In this type of world situations, you will need to establish every variable in the situation as well as all fixed values. You generally will be given a relationship between the variable or variables.
“Richard wants to buy a shirt that is on sale for 20% off the regular price. Write the expression which represents the sale price of the shirt”.
In this situation, there are two variables: regular price and sales price. Accordingly, there is a fixed value which is a rate of change: the 20% off.
Start by writing the relationship between the variables (operation) using words:
Sales Price = Regular Price – 20% off the regular price.

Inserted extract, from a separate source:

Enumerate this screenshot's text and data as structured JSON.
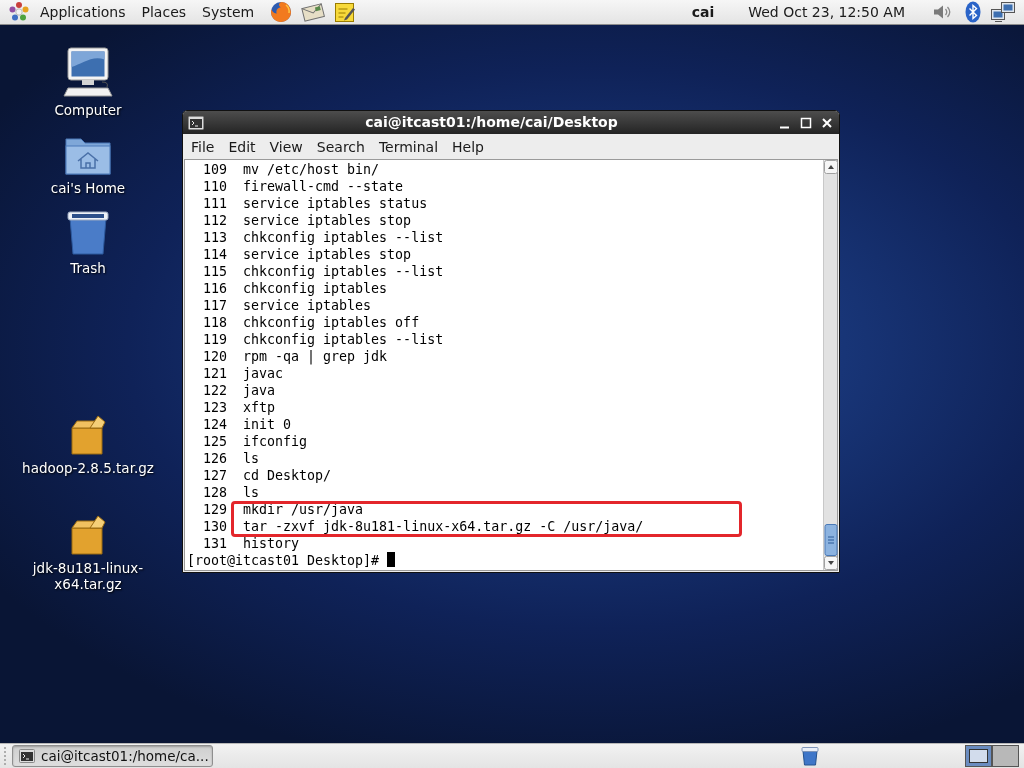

The sales price is going to be the regular price minus the 20% off that regular price. Now you can substitute any symbol/variable in their place. In this case I will use s, in place of the Sales Price; and, p as the regular Price.
Substituting the variables, we get the expression:
s = r – 0.20r
Note the 0.20 is multiplied by r. This is because the 20% is off the regular price. 20% expressed as a decimal is 0.20.
“Joanna received a 7% raise at her job. She made x dollars per hour before. Write the expression that describes how much she makes now”.
The variables in this situation are two: the money she makes before and the money she makes after her raise.
Money She Makes Now = Money she made before + 7% of Money she made before
n = x + 0.07x
“The land area of Texas is about 50,000 square miles smaller than twice the land of California. Write the expression that determines the land area of Texas.”
This situation has two variables as well: land area of Texas and land area of California.
Setting up the situation, and reading the operations in inverse order as per the first lesson.
“Land area of Texas” = “50,000 smaller than twice California”
t = 2c – 50000.